Creio realmente que isto foi inventado por algum homem desprezível que planejava abordar alguma mulher boa demais para ele.
Sei bem que não sou uma princesa. Mas certamente não sou uma sapa.
Vamos ao sapo.
Certo dia, passeando por um novo pântano, na verdade conhecendo-o, avistei um sapo.
Ele não era belo ou encantador. Muito menos cortês ou charmoso. Nem mesmo atraente.
Mas era, a meu ver na época, certamente uma companhia passageira e sem maiores complicações.
Mero engano.
E dancei com o sapo. E ele, que em sua megalomania, costumeira em seres baixos, acreditou mesmo que era um príncipe.
Pensei: "Esse não me trará nada" e era isso que eu precisava, ou acreditava precisar, para tentar em vão esquecer certo Tigre do passado.
Este sapo era engraçado, como todos são. Ele se fartava de lodo e fazia a alegria de todos aqueles que estavam por perto. Pelo menos até começar a quebrar as coisas, ou apagar em algum canto.
Mas o sapo era leve, e assim as coisas seguiram.
Não me orgulhava de ter um sapo ao meu lado, mas dizia a todos que ela se tornara um príncipe, tentando assim justificar meu erro idiota.
Muitas mulheres fazem isso, nem tente me julgar.
A verdade é que uma vez sapo sempre sapo.

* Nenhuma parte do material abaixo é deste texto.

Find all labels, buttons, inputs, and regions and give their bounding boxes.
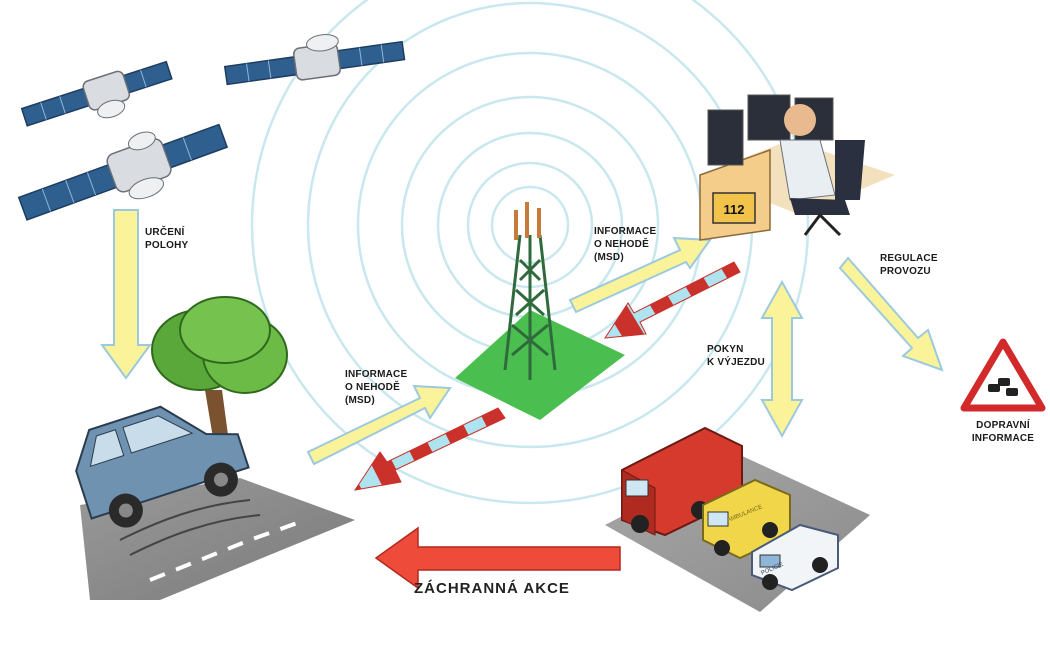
traffic-info-label: DOPRAVNÍ INFORMACE <box>968 419 1038 445</box>
satellite-icon-2 <box>223 34 406 86</box>
crashed-car-icon <box>75 405 250 528</box>
msd-label-car-line-3: (MSD) <box>345 395 375 406</box>
cell-tower-icon <box>503 234 557 380</box>
msd-label-car: INFORMACE O NEHODĚ (MSD) <box>345 368 407 407</box>
tree-icon <box>151 296 288 450</box>
location-label: URČENÍ POLOHY <box>145 226 188 252</box>
traffic-info-label-line-2: INFORMACE <box>971 433 1035 444</box>
location-label-line-2: POLOHY <box>145 240 189 251</box>
rescue-action-label: ZÁCHRANNÁ AKCE <box>414 580 570 597</box>
road <box>80 478 355 600</box>
location-label-line-1: URČENÍ <box>145 227 185 238</box>
satellite-icon-1 <box>20 60 173 127</box>
tower-base <box>455 310 625 420</box>
dispatch-order-label-line-1: POKYN <box>707 344 744 355</box>
dispatch-arrow-center-to-tower <box>604 261 741 339</box>
msd-label-center-line-1: INFORMACE <box>594 226 657 237</box>
location-arrow <box>100 209 152 380</box>
dispatch-order-label-line-2: K VÝJEZDU <box>707 357 765 368</box>
emergency-number: 112 <box>724 202 745 217</box>
dispatch-center-icon <box>699 94 895 241</box>
msd-label-center-line-2: O NEHODĚ <box>594 239 649 250</box>
msd-label-center-line-3: (MSD) <box>594 252 624 263</box>
traffic-regulation-label-line-1: REGULACE <box>880 253 938 264</box>
police-car-icon <box>751 523 839 592</box>
msd-arrow-car-to-tower <box>306 384 452 466</box>
dispatch-order-arrow <box>760 279 804 439</box>
msd-label-car-line-1: INFORMACE <box>345 369 408 380</box>
traffic-regulation-label: REGULACE PROVOZU <box>880 252 938 278</box>
rescue-action-arrow <box>374 526 621 590</box>
msd-label-car-line-2: O NEHODĚ <box>345 382 400 393</box>
traffic-info-label-line-1: DOPRAVNÍ <box>976 420 1030 431</box>
msd-label-center: INFORMACE O NEHODĚ (MSD) <box>594 225 656 264</box>
dispatch-order-label: POKYN K VÝJEZDU <box>707 343 765 369</box>
traffic-regulation-arrow <box>838 256 944 372</box>
dispatch-arrow-tower-to-car <box>353 407 506 491</box>
msd-arrow-tower-to-center <box>568 236 712 314</box>
traffic-warning-sign-icon <box>960 338 1046 412</box>
traffic-regulation-label-line-2: PROVOZU <box>880 266 931 277</box>
satellite-icon-3 <box>17 123 229 221</box>
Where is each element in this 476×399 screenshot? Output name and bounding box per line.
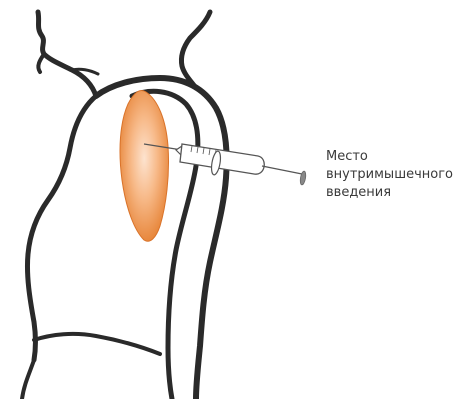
- injection-site-label: Место внутримышечного введения: [326, 148, 476, 202]
- deltoid-muscle-icon: [120, 91, 169, 242]
- arm-outline-icon: [22, 12, 227, 399]
- syringe-barrel: [180, 144, 264, 174]
- label-line-2: внутримышечного: [326, 166, 476, 184]
- label-line-1: Место: [326, 148, 476, 166]
- neck-left-contour: [38, 12, 96, 96]
- neck-right-contour: [181, 12, 210, 88]
- syringe-plunger: [262, 166, 302, 174]
- neck-detail-line: [38, 54, 44, 72]
- label-line-3: введения: [326, 184, 476, 202]
- syringe-thumb-rest: [299, 171, 306, 186]
- arm-left-contour: [27, 96, 96, 360]
- armpit-contour: [34, 334, 160, 354]
- torso-left-contour: [22, 360, 34, 399]
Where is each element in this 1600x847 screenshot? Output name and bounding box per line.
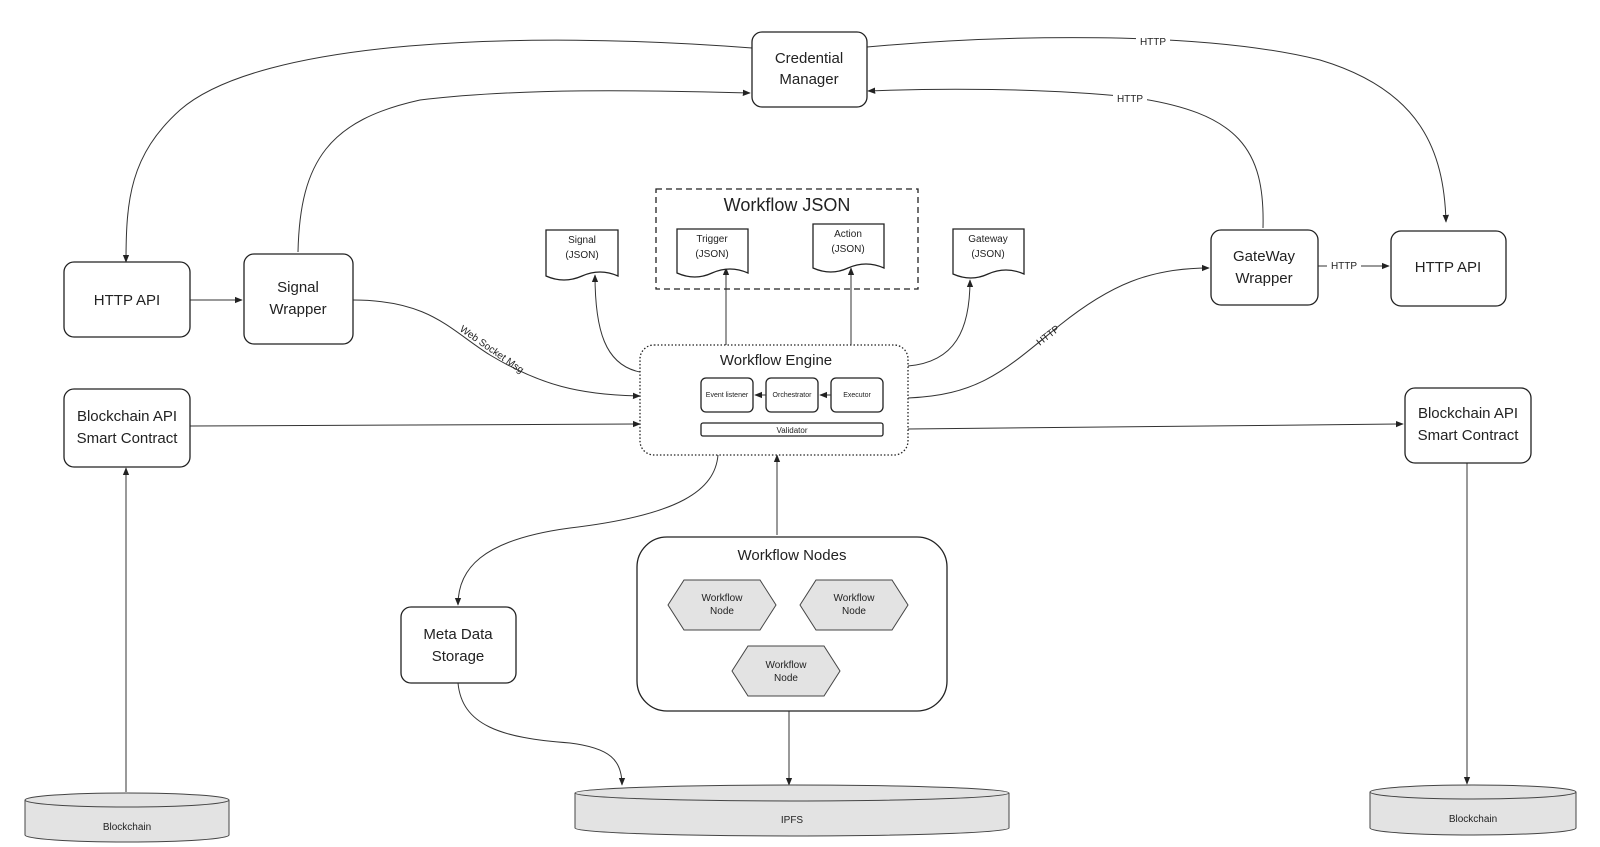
- signal-wrapper-label-1: Signal: [277, 279, 319, 296]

E por saber disso ele queria mesmo que eu jamais olhasse para o lado, e que acreditasse que aquela era a minha realidade. Por um tempo funcionou.
Se eu não soubesse que havia um mundo fora daquela lagoa fétida, então o sapo se tornaria uma criatura admirável. Mas nem ele era capaz de se admirar.
Além desta situação saudável, havia uma família de cobras e lagartos sempre presente, e pronta para azedar ainda mais esta receita.
Porém, eu, aficcionada pela Bela e a Fera, me achei capaz de fazer aquela criatura se transformar em algo que preste. E me dispus a tudo possível para isso. Me anulei, me fantasiei, esqueci o que sabia e fui para a lagoa.
Ele sabia que eu não era assim, e isso aos poucos se transformou em rancor. Talvez por ele me achar superior, ou por me achar incapaz de ser como ele. E em certo ponto, por eu querer que ele fosse mais do que ele poderia ser.
Essa questão de poder é muito interessante.
De fato ele jamais poderia ser o que eu esperava. Não nascera príncipe. Nem ao menos poderia ter algo de nobre. Dependia de todos os seus vícios, e jamais teve clareza mental ou de sentimentos.
Vivia na lagoa fétida, com água parada.
Inocente, ou imbecil, que fui, tentei agitar esta água, e o resultado é óbvio. Me sujei mais do que deveria e queria.
Cheguei a esquecer que aquela sujeira não fazia parte de mim.
Então surgiu uma nova figura na história. O primeiro homem da história de cada um. Meu pai. Aquele que jamais havia se manifestado falou tudo o que precisava:
Isto é uma perda de tempo.
Por algumas noites essas palavras ressoaram em minha mente e alma.
Um dia, por fim, me esforçando para me livrar do vício que não era meu, resolvi deixar a lagoa e tudo o que pertencia a ela.
Fui embora carregando a mágoa e o vício.
Tropecei.
Demorei a deixar a bagagem pesada de lado.
Mas enfim percebi que não havia erro. Eu estava aprendendo que haviam limites. Os meus.
E respeitando-os eu pude renascer.
E aprender que sapos não se transformam em príncipes. Mas eles transpiram veneno.